Modi Takes Their Club: Power Redistributes While Others Watch
Narendra Modi's administration framed this as democratisation.
The old guard never sees it coming until the keys are already changing hands.
India's government ordered the handover of Delhi's most exclusive private club this week — the kind of place where three generations of the same family have sipped gin and tonics while deciding who gets what in a country of 1.4 billion people. The Delhi Gymkhana Club, with its colonial architecture and membership list that reads like a directory of inherited privilege, received notice that its days of self-governance are over.
Narendra Modi's administration framed this as democratisation. The club's members — industrialists, former diplomats, Supreme Court judges who send their children to the same schools their grandfathers attended — called it vindictive. Both descriptions miss the point. This is about power redistribution, and Modi understands something the old elites never grasped: exclusivity only works when everyone agrees to respect the velvet rope.
The club operated for decades as India's unofficial second parliament, where deals were negotiated over lunch and policy shaped during evening bridge games. Its waiting list stretched twenty years. Its rules prohibited cameras, encouraged whispers, maintained the careful fiction that influence was something you inherited rather than seized.
Modi spent his early years selling tea at railway stations. He built a political movement from the ground up, region by region, rally by rally, without asking permission from anyone who mattered in the Delhi Gymkhana Club's dining room. Now he holds absolute power, and the club's leather-bound membership register looks less like a birthright and more like a list of people who forgot that democracies change hands.
The handover order came with bureaucratic precision — no raids, no drama, just paperwork that cannot be appealed. The club must transfer its property to government control within thirty days. Members will retain access, but under new management, new rules, new oversight. The message travels far beyond Delhi: your old networks no longer determine the agenda.

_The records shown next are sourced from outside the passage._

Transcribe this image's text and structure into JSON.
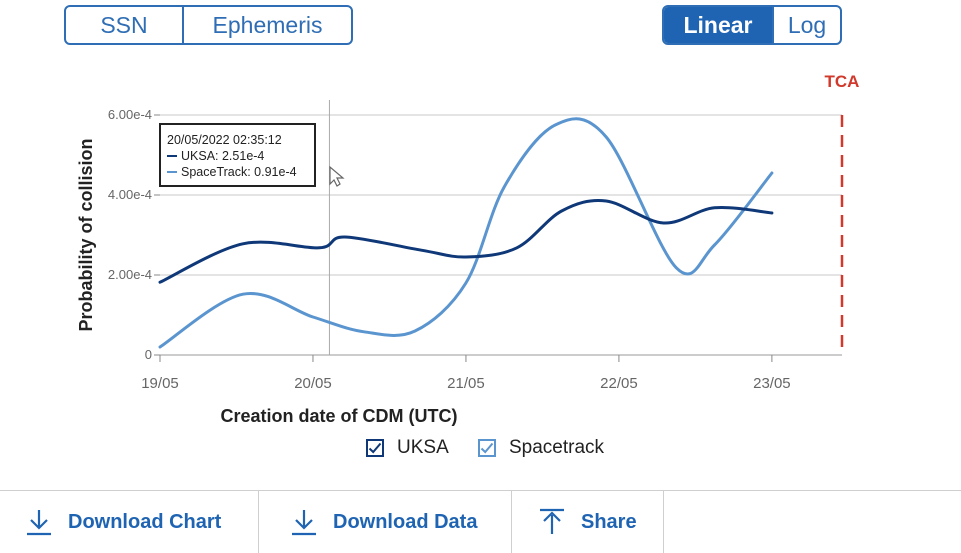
{
  "toggles": {
    "source": [
      "SSN",
      "Ephemeris"
    ],
    "scale": [
      "Linear",
      "Log"
    ],
    "scale_active": "Linear"
  },
  "tca_label": "TCA",
  "tooltip": {
    "date": "20/05/2022 02:35:12",
    "uksa": "UKSA: 2.51e-4",
    "spacetrack": "SpaceTrack: 0.91e-4"
  },
  "legend": [
    {
      "label": "UKSA",
      "color": "#0f3878"
    },
    {
      "label": "Spacetrack",
      "color": "#5b95cf"
    }
  ],
  "actions": {
    "download_chart": "Download Chart",
    "download_data": "Download Data",
    "share": "Share"
  },
  "chart_data": {
    "type": "line",
    "xlabel": "Creation date of CDM (UTC)",
    "ylabel": "Probability of collision",
    "x_ticks": [
      "19/05",
      "20/05",
      "21/05",
      "22/05",
      "23/05"
    ],
    "y_ticks": [
      "0",
      "2.00e-4",
      "4.00e-4",
      "6.00e-4"
    ],
    "ylim": [
      0,
      0.0006
    ],
    "xlim": [
      "19/05",
      "23/05 11:00"
    ],
    "grid": true,
    "tca": "23/05 11:00",
    "series": [
      {
        "name": "UKSA",
        "color": "#0f3878",
        "x": [
          "19/05 00:00",
          "19/05 13:00",
          "20/05 01:00",
          "20/05 05:00",
          "20/05 17:00",
          "21/05 00:00",
          "21/05 08:00",
          "21/05 15:00",
          "21/05 22:00",
          "22/05 07:00",
          "22/05 15:00",
          "23/05 00:00"
        ],
        "y": [
          0.000182,
          0.000278,
          0.000268,
          0.000295,
          0.000262,
          0.000245,
          0.000268,
          0.00036,
          0.000385,
          0.00033,
          0.000368,
          0.000355
        ]
      },
      {
        "name": "Spacetrack",
        "color": "#5b95cf",
        "x": [
          "19/05 00:00",
          "19/05 13:00",
          "20/05 00:00",
          "20/05 08:00",
          "20/05 16:00",
          "21/05 00:00",
          "21/05 06:00",
          "21/05 14:00",
          "21/05 22:00",
          "22/05 09:00",
          "22/05 15:00",
          "23/05 00:00"
        ],
        "y": [
          2e-05,
          0.000152,
          9.5e-05,
          5.8e-05,
          6e-05,
          0.00018,
          0.00042,
          0.000575,
          0.000545,
          0.000218,
          0.000275,
          0.000455
        ]
      }
    ]
  }
}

This matters beyond India's borders because Modi's challenge to traditional elites represents something larger. Across democracies, established power structures face pressure from leaders who understand that institutions only hold authority when citizens believe they should. The Delhi Gymkhana Club assumed its relevance was permanent. It assumed wrong.
Malta knows this dynamic. We have our own version of inherited networks, our own assumptions about who deserves influence and why. We have seen what happens when those assumptions meet politicians who built their careers outside the traditional channels.
The club's members will adapt. They always do. Money finds new pathways to power. Influence learns new languages. But the old certainties — that some doors stay closed, that some conversations happen in private, that some privileges pass automatically from father to son — those certainties are becoming expensive to maintain.
Modi counted correctly. The club's members counted on history repeating itself.